オレはソファの上で寝転がって目を瞑り、読みかけの雑誌を胸に伏せ、今の今まで待ってた体(てい)を演出する。

オレを真上から覗き込む彼の気配がして、薄目を開ける。
此処までの彼の行動は音もなく、息を潜めて、オレを起こさないようにと、でもそれは気遣いじゃなく、今此処で目を覚ましたオレに何か言われるのを恐れての行動だと思う。
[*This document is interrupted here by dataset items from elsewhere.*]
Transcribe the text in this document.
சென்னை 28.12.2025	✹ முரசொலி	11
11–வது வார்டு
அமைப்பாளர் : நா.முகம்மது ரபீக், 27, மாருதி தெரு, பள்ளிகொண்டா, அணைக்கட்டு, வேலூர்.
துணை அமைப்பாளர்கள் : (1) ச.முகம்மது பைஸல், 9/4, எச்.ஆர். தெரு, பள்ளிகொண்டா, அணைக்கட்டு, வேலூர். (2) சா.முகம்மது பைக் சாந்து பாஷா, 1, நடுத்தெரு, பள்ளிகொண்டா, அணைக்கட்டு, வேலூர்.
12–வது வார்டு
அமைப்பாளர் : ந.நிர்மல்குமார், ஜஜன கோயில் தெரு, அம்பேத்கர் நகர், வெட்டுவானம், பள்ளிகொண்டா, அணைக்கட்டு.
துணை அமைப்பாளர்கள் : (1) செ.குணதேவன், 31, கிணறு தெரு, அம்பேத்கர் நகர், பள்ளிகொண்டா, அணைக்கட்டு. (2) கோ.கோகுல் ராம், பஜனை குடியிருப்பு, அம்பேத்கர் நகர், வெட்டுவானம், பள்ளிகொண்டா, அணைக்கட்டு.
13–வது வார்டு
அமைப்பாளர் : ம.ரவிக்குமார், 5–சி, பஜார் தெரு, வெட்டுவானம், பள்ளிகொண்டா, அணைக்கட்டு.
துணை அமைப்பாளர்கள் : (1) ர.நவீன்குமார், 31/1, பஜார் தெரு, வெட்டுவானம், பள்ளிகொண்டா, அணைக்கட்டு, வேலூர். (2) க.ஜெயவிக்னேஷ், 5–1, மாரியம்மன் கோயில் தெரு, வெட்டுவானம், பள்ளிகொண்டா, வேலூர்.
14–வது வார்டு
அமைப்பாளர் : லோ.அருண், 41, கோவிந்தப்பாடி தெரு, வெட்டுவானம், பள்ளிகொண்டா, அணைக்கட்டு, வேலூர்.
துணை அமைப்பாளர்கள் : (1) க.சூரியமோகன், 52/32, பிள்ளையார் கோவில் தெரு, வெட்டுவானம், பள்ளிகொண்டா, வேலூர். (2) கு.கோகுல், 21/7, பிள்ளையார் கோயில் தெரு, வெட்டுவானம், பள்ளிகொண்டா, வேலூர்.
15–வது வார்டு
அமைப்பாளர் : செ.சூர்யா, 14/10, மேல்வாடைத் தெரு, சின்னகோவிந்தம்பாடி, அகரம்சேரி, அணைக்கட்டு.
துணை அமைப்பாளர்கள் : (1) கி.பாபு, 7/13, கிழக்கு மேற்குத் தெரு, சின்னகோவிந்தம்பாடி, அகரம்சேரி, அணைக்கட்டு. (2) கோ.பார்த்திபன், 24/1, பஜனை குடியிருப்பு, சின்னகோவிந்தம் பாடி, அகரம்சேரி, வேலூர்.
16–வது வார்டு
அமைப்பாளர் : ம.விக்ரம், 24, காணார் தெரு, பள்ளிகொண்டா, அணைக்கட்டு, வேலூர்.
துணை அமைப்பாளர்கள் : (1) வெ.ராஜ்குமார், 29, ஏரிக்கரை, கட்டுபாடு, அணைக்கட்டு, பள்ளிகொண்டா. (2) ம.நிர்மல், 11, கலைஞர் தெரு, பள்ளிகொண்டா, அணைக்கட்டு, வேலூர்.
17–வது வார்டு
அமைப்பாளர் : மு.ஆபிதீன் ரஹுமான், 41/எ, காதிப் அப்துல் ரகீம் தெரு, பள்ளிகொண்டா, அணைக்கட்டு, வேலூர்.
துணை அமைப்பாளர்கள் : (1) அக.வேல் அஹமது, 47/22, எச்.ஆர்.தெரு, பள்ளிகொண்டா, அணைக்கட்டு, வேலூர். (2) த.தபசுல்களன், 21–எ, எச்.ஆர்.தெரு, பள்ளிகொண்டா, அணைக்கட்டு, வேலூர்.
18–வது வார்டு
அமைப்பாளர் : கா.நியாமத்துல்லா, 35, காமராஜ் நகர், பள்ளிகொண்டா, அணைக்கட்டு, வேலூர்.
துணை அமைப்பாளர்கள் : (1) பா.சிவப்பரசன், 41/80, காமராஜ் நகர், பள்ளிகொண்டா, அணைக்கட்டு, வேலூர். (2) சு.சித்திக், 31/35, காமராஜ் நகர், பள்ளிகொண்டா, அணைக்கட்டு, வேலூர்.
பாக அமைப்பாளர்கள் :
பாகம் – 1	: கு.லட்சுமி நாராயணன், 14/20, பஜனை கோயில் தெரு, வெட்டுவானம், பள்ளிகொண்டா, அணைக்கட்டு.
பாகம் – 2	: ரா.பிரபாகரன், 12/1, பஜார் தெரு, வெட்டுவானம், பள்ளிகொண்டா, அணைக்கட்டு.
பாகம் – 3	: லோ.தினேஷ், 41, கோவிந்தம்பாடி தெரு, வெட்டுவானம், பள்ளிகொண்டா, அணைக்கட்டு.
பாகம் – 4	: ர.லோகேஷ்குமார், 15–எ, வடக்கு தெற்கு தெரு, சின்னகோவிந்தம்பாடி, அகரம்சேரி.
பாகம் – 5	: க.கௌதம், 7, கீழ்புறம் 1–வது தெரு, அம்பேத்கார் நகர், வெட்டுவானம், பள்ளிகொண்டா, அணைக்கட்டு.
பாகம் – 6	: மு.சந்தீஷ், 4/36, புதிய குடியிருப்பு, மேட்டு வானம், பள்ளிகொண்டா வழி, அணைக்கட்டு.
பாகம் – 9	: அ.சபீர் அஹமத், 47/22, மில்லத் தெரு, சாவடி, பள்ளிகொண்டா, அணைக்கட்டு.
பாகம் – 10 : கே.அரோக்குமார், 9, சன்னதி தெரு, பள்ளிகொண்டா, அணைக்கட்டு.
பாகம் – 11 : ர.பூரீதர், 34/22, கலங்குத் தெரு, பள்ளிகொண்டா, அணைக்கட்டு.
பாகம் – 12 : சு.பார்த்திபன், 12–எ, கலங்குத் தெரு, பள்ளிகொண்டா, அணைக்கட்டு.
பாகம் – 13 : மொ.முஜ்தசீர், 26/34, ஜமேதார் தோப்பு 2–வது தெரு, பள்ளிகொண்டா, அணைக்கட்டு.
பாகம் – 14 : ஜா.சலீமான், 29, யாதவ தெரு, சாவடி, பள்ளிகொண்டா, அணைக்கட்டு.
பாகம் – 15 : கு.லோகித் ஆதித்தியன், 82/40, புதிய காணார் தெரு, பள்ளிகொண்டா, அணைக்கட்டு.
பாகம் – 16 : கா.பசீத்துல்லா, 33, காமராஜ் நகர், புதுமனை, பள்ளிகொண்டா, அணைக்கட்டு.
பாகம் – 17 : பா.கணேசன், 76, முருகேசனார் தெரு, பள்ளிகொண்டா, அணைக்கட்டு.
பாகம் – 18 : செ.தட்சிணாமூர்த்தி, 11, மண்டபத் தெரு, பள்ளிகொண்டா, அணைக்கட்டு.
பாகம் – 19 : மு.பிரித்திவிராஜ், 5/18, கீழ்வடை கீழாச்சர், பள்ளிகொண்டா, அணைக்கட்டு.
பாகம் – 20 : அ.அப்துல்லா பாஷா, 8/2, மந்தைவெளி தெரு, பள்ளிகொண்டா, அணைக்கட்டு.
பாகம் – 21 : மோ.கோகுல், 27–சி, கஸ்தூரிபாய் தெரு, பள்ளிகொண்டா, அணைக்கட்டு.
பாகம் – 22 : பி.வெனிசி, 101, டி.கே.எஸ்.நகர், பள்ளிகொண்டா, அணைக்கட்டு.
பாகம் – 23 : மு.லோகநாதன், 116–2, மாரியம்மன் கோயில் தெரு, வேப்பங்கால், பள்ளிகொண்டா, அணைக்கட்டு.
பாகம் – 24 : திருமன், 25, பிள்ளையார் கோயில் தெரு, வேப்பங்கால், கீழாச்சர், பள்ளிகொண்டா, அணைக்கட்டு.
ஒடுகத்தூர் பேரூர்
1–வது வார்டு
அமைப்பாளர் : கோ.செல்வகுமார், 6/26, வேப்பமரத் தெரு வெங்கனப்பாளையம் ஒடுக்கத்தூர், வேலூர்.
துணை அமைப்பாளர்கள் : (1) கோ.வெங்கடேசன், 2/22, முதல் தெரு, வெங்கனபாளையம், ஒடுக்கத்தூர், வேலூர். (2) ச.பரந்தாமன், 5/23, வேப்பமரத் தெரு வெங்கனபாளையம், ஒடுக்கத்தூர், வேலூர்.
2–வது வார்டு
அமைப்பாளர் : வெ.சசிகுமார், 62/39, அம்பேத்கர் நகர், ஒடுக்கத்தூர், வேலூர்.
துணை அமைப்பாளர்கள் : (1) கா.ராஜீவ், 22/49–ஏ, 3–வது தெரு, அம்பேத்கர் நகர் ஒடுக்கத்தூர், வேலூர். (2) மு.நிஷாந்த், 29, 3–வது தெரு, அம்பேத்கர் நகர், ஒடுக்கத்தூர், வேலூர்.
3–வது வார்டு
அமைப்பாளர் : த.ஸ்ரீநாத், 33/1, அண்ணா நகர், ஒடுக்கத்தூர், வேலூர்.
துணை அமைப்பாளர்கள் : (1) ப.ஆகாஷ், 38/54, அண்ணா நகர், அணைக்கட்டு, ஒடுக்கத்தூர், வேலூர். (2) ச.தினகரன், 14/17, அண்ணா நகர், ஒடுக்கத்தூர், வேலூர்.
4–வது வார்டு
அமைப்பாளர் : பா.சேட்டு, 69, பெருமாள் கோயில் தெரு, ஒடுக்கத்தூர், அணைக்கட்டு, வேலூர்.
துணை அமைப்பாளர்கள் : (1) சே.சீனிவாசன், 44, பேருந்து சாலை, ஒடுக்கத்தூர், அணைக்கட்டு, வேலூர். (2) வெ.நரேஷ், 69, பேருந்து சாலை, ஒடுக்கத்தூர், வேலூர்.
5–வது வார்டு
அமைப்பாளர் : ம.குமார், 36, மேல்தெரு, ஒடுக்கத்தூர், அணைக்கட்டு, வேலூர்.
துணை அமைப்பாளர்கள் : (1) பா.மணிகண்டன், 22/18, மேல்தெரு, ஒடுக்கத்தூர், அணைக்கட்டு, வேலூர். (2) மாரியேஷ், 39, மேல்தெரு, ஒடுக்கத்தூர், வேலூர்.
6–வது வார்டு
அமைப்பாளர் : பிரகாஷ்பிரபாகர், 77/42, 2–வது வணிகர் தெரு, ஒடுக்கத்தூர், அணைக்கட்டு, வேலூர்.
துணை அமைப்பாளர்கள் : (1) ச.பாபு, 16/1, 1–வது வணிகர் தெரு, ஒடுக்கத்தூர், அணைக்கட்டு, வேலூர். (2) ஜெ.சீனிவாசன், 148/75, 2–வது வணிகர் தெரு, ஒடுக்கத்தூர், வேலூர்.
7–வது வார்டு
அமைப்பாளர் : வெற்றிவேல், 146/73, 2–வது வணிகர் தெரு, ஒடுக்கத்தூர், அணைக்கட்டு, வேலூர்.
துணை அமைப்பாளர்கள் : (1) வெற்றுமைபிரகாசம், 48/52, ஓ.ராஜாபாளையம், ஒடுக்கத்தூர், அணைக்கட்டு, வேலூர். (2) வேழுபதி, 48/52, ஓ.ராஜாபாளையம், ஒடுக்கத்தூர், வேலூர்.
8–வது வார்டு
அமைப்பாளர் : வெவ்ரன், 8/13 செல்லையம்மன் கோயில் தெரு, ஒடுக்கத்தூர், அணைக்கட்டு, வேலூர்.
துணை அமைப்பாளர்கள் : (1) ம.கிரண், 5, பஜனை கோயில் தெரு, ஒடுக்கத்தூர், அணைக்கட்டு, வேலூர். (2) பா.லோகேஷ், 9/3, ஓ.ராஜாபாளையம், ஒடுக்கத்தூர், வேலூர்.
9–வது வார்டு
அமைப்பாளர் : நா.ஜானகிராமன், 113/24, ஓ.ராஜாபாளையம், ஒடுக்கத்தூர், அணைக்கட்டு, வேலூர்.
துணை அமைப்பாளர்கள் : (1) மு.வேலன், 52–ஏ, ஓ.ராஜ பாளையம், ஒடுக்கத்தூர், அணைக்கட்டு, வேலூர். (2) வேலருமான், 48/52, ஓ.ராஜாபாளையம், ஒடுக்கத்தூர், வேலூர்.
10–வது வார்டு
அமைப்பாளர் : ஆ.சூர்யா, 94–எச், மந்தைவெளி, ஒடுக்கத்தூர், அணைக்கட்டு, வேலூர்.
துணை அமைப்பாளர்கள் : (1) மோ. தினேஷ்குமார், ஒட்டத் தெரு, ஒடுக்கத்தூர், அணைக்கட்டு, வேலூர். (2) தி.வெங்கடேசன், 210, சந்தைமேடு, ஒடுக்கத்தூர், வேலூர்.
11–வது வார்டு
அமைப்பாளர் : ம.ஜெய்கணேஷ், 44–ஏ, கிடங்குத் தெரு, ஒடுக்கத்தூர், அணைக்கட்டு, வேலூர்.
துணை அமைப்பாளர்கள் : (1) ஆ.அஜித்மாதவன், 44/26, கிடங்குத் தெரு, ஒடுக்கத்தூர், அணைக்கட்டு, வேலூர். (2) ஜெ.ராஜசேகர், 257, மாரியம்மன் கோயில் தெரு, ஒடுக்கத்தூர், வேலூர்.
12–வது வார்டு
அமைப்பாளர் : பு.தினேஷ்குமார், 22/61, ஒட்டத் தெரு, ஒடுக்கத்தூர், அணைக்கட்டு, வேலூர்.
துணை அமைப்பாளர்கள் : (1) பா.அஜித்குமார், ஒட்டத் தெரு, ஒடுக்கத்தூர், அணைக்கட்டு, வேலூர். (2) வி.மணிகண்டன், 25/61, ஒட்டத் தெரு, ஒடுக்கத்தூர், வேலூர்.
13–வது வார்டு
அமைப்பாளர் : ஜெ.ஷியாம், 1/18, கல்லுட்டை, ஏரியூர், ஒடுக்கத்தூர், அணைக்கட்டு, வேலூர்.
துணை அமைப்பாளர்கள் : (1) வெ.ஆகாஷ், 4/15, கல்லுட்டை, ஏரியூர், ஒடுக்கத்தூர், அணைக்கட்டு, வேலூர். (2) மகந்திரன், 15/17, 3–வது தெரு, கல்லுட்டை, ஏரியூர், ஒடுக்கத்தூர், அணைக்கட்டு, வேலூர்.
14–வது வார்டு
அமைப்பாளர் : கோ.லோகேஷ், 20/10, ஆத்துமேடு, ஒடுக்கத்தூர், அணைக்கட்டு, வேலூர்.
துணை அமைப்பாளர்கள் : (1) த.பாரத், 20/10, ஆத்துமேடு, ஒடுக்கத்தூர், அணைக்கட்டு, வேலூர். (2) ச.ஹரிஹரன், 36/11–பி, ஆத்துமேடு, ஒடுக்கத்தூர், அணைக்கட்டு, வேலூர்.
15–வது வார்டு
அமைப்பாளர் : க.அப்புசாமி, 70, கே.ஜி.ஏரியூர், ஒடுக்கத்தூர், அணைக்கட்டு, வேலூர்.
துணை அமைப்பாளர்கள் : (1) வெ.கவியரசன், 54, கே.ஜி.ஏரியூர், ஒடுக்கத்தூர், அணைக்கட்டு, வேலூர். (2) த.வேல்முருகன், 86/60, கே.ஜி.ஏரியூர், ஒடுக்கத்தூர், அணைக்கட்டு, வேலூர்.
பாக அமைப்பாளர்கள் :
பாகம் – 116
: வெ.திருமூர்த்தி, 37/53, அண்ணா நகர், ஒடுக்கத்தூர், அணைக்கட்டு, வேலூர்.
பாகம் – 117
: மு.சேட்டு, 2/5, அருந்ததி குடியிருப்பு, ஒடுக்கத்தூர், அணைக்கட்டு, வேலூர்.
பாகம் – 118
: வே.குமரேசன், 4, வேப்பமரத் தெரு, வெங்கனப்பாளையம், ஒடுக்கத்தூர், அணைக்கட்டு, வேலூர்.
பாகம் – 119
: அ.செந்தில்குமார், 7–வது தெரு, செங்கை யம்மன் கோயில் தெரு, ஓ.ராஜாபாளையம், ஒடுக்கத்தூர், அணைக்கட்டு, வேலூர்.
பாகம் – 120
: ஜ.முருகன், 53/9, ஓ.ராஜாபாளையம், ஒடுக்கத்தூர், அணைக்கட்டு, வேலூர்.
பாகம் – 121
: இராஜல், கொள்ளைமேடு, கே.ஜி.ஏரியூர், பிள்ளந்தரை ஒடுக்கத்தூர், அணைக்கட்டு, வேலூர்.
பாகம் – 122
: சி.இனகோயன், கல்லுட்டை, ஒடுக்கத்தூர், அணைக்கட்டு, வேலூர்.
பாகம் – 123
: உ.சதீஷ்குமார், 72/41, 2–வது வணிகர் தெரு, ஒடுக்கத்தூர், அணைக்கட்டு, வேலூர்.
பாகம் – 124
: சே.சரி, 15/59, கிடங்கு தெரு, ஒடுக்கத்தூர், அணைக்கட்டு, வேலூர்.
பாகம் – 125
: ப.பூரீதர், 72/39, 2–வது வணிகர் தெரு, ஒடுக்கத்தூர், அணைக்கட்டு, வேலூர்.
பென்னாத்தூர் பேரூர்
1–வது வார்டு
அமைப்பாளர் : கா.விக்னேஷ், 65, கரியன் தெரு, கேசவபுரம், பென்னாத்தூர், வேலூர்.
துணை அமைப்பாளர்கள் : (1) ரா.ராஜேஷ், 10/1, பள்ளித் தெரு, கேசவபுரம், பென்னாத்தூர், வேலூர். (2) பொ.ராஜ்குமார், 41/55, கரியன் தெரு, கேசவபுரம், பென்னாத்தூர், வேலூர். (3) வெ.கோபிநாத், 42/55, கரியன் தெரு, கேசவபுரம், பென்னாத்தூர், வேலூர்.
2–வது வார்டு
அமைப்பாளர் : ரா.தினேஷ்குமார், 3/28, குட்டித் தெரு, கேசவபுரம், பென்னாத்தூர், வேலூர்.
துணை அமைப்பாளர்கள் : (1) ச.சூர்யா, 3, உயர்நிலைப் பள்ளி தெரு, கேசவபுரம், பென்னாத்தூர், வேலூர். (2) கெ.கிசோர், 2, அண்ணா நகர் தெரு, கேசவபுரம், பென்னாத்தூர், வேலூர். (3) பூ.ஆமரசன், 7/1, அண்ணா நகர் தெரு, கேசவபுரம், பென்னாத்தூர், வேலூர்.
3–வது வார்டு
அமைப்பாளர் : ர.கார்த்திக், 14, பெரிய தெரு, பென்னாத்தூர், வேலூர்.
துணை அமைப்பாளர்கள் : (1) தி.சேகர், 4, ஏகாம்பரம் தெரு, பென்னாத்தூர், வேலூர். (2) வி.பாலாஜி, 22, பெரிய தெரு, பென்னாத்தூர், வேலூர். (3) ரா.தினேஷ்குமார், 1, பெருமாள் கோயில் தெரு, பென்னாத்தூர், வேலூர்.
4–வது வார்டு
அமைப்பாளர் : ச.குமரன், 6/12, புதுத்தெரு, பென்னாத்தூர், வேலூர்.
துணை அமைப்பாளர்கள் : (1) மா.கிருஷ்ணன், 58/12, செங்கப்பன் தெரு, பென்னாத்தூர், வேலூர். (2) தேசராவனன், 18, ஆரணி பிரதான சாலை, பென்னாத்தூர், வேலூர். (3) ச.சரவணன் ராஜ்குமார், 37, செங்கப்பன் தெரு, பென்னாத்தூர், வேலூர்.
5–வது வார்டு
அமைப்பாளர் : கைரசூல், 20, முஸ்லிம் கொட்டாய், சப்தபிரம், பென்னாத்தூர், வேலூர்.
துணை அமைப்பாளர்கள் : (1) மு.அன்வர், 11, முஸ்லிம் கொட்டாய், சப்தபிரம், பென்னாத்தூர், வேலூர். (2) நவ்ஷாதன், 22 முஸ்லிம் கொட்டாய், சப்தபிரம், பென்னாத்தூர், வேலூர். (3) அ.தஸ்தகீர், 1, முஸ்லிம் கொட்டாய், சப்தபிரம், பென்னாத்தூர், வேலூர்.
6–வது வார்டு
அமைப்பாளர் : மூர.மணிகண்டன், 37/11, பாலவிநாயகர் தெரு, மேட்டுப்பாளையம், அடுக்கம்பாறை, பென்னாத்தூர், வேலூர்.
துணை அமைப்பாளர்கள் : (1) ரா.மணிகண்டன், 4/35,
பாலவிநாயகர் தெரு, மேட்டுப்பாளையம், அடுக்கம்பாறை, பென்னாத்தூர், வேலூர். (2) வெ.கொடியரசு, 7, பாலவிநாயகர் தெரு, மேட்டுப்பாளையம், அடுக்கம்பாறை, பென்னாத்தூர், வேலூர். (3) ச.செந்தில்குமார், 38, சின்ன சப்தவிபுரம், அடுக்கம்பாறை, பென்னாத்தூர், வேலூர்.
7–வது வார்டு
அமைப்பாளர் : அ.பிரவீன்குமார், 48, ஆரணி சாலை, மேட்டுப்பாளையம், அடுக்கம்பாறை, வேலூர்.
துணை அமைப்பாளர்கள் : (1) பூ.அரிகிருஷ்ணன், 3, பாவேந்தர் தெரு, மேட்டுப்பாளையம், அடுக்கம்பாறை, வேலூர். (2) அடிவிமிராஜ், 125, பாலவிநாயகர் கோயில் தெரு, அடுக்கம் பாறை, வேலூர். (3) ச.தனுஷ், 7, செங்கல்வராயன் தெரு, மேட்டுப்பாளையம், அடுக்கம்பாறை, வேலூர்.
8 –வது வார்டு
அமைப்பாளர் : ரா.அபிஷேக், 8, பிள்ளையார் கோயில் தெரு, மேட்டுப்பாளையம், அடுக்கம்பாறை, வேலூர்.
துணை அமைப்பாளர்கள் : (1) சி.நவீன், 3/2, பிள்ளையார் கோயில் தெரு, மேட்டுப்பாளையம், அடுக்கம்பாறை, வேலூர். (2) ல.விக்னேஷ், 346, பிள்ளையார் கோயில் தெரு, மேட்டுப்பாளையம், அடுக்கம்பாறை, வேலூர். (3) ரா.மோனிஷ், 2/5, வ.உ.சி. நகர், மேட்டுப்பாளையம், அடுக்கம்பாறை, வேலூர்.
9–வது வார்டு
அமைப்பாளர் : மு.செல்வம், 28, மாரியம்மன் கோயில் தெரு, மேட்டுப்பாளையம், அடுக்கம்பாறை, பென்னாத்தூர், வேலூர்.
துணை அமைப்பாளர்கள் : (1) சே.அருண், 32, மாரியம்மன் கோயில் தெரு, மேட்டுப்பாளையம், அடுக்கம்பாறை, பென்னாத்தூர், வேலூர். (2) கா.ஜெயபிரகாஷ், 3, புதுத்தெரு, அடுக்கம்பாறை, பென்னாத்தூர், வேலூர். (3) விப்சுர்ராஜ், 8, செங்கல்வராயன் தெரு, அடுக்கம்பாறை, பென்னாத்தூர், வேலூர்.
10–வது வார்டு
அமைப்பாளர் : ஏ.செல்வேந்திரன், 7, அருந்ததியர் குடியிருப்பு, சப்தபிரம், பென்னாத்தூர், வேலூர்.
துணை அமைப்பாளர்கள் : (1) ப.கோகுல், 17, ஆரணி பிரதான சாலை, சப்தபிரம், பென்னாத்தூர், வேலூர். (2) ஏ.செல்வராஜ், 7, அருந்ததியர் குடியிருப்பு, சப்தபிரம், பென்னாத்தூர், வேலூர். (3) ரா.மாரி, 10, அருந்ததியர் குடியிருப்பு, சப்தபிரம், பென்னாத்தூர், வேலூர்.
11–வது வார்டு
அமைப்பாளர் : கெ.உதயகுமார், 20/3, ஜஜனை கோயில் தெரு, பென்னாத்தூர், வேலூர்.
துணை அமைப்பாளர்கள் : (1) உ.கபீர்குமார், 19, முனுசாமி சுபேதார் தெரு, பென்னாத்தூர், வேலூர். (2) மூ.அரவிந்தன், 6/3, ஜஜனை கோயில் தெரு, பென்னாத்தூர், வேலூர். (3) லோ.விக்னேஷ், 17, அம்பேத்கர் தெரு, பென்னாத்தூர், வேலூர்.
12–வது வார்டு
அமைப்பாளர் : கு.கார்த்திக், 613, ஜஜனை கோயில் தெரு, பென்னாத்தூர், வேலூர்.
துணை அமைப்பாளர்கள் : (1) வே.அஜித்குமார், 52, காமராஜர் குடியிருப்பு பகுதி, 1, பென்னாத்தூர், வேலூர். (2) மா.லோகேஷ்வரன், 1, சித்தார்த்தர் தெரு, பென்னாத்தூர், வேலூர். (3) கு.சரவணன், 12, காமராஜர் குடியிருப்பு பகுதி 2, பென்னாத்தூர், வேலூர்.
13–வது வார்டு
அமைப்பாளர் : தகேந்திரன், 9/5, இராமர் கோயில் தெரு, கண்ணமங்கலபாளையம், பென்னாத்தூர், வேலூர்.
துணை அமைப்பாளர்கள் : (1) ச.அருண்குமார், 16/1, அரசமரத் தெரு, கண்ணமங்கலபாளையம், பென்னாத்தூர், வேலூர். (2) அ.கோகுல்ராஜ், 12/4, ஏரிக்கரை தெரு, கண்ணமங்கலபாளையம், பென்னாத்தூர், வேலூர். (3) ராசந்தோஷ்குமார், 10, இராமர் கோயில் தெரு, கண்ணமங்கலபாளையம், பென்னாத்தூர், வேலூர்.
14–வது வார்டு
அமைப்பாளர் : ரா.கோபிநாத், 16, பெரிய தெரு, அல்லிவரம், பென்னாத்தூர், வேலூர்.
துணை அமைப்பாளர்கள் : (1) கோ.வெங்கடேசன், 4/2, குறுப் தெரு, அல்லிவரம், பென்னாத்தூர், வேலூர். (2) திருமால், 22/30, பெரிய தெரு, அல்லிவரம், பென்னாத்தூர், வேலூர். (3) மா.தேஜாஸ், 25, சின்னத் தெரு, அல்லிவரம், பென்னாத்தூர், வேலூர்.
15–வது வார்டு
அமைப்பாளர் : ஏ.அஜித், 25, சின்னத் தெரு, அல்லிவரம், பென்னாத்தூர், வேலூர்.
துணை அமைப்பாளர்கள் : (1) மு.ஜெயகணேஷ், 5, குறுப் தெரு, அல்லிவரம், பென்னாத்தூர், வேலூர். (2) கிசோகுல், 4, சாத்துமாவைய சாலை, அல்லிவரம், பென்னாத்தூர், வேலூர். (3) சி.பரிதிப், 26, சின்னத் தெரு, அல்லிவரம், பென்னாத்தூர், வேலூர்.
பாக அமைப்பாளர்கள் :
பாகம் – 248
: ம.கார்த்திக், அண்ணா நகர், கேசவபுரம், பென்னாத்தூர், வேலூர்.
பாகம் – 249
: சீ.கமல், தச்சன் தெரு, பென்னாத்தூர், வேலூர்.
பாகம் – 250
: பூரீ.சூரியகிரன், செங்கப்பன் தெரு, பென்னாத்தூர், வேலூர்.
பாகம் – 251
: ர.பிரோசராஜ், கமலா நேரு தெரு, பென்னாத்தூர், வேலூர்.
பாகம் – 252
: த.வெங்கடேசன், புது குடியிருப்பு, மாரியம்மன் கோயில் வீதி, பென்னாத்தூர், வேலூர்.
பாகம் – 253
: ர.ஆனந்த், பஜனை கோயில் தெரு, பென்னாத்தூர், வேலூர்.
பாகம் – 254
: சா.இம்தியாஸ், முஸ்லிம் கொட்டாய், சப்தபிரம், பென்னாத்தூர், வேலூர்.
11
目が合えばぎくりとした表情と、「わりぃ、起こしたか」なんて、白々しい台詞。
オレは何も言わず手を伸ばし、彼のその手を取り、手繰り寄せれば、彼はバランスを崩し、よたりながらオレの上に倒れ込む。
体格的にも、力的にも、オレが手繰り寄せて簡単に倒れ込むような人じゃないのに、そうされるのを分かって、待っていたのではと思うほど簡単に倒れ込む。
安っぽいボディソープの残り香を漂わせながら。

やはり何も言わず、彼の瞳の奥を覗き込めば、分かった、分かったよと、言わんばかりに少し呆れたような微笑みで、目を細め、ゆっくり顔を近付けキスをする。

さっきまで、誰かとしていただろう行為をせがむ。
今のオレの心境は、本当はそんなもの欲しくも何ともない。
募る怒りと不安がそうさせる。

この唇は、さっきまで誰に触れていたの。
この手は、誰を撫でていたの。
この胸は、誰に触れられていたの。
ここは、誰の中にいたの。
指先に嫉妬を込め、彼に触れる。

さっきまでの誰かとの感触を全て、オレの手で上書きできればいいのにと思う。

交(まじ)わって、身体を
交(か)わして、オレから染み出すもの
そして早く、その匂いを洗い流してきて。



オレが泣いて喚いて怒鳴り散らして咎めるよりも、こうして、冷静になった彼は、声に出さない反省に心中苛まれるのだ。
そしてオレはやはり何も言わず、彼と居る明日を迎える準備をする。

このやりとりが何度目だとか、そんなことはもうどうでも良い。
面倒なことは抜きにして、とにかく彼がオレと居てくれたらそれで良い。